Per nulla. L’ultima settimana, quella in cui si conquistano i voti decisivi, sono stato fermo. Non ho potuto organizzare nemmeno una cena. Ho dovuto tenere il mio pullman in garage.
Ha ottenuto poco più di ottocento voti, è arrivato 16°. Ma se dovesse vincere la Moratti scatterebbero i primi 36 della lista per effetto del premio di maggioranza…
E entrerei in consiglio anche io.
E in quel caso si dimetterebbe?
Non ci penso minimamente!
Sa che, anche nel suo partito, molti sostengono che sia stato lei la causa della sconfitta al primo turno?
(Ride). Vedo che molti attaccano me, forse perché non hanno la forza di attaccare Berlusconi.
Lei dice molti ma si riferisce a Formigoni e alla Moratti.
Non solo a loro. Il Pdl sulla questione giustizia si è spaccato.
Però non ha risposto alla domanda. Quanti voti pensa di aver fatto perdere alla coalizione?
Perdere? Io credo che con la linea di Berlusconi e – anche – con la mia piccola battaglia di verità, di voti ne abbiamo fatto guadagnare molti.
Ma se i sondaggi della vigilia davano la Moratti in testa!
Li ho visti pure io. Ma le faccio un altro ragionamento. Se la Moratti, come si è detto, voleva centrare la sua campagna sui problemi della città, chi gliel’ha impedito? Non certo io…
Vuol dire che…
Voglio dire che Alessandro Sallusti, direttore de Il Giornale, ha scritto: ‘Lassini parla alla pancia del Pdl’. Bè, non c’è dubbio. Io avrei parlato agli elettori sensibili ai temi della giustizia, lei, se davvero voleva, poteva parlare a tutti gli altri. Sa invece cosa ha fatto perdere voti? Il fatto che ci siamo spaventati.

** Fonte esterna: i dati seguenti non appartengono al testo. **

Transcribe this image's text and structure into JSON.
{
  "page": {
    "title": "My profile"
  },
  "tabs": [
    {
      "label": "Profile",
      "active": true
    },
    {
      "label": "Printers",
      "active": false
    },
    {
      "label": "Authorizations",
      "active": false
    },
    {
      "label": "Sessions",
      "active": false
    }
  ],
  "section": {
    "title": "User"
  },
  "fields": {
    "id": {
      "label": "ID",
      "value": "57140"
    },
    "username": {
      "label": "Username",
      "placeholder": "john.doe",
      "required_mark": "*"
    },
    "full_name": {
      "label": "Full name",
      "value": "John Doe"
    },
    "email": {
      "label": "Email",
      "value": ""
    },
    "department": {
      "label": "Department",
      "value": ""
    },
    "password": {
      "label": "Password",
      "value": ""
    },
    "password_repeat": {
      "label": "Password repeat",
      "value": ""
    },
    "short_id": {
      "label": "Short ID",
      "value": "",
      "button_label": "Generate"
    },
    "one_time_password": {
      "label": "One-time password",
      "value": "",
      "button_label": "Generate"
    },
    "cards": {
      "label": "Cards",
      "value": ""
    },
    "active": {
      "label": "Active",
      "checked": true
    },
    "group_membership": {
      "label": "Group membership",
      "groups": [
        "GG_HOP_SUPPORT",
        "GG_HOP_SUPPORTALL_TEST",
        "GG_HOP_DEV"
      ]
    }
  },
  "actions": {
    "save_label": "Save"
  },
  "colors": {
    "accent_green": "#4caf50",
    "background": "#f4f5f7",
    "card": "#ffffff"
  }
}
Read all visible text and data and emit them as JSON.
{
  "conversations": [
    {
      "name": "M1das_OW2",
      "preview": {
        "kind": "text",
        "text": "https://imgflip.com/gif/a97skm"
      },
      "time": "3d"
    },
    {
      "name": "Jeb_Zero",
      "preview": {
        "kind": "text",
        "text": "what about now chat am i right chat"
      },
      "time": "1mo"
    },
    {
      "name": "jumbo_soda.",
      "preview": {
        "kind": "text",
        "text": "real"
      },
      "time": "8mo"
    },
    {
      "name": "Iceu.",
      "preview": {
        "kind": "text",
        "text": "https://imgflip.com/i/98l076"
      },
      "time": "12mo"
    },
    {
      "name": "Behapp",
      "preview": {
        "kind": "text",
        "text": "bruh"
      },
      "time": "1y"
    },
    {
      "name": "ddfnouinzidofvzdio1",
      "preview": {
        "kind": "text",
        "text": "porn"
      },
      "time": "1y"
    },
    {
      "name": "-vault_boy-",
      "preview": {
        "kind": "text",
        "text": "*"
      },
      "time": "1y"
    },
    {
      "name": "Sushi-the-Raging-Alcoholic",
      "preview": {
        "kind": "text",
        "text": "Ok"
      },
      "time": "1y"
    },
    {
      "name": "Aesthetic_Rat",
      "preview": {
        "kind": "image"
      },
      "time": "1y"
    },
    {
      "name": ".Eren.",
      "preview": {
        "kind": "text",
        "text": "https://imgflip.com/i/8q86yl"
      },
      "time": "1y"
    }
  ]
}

Abbandonando la linea “dura” sui pm?
Non c’è dubbio! Prima abbiamo seguito quello che Berlusconi aveva detto sulla giustizia, centrando il problema. Poi ci siamo spaventati: ci siamo fatti delegittimare dagli avversari, abbiamo strambato di 180 gradi. E la gente non ci ha capito più nulla.
Lei il 19 aprile ha detto: “Se mi arrabbio ho tanto da raccontare”. Era una minaccia, ma diretta a chi?
Era una dichiarazione che è stata un po’ forzata.
E poi ha aggiunto: “Berlusconi ha cercato di consolarmi, assicurandomi che mi capiva e che mi era vicino”.
È vero, è stato moto affettuoso con me.
Lo ha risentito dopo il voto?
Non ho il suo numero. E non voglio disturbarlo, ora.
Lei ha raccontato a ‘Libero’: “Berlusconi era dispiaciuto che mi ritirassi, ha detto che se fosse dipeso da lui non avrei dovuto dimettermi”…
Forse in questo il suo collega di Libero ha un po’ forzato…
Suvvia… Lei ha aggiunto: “Non ci sto a fare il capro espiatorio! Quello slogan è forte, ma riprende quello che aveva già detto Berlusconi sul brigatismo giudiziario dei magistrati”.
Qui c’è poco da discutere, è assolutamente vero.
Scusi, ma che cosa significa? I manifesti lei non li ha fatti?
No, non li ho disegnati, e nemmeno commissionati. Ma me ne sono preso la responsabilità politica.
Però lei sapeva che quei manifesti avrebbero innescato questa reazione.
No, non ho immaginato che intervenisse Napolitano. Ho capito che la cosa stava prendendo una piega più grande di me quando ho visto la conferenza stampa di Bruti Liberati.
Non si finga più ingenuo di quello che è. Lei ha rivendicato quella responsabilità politica.
Ci ho messo la faccia perché sono fatto così.
Ma come c’è finito sul pullman del Milan, la sera dello scudetto?
Per puro caso.
Non mi prenda per fesso.
Giuro. Ho un amico che ha una faccia tosta formidabile, abbiamo superato i controlli. E poi non era quello dei giocatori.
Ma si rende conto? È come salire sul bancone del Papa durante l’Angelus…
Che devo dirle? Non immaginavo.
Io invece penso che lei volesse prendersi un po’ di visibilità, dopo aver dovuto interrompere la campagna elettorale.
E va bene, questo lo ammetto.
E ora cosa farà?
Mi piacerebbe fondare un movimento, nel Pdl, che si batta sui temi della giustizia. Per il resto sono qui, come vede, tra le pratiche del mio studio.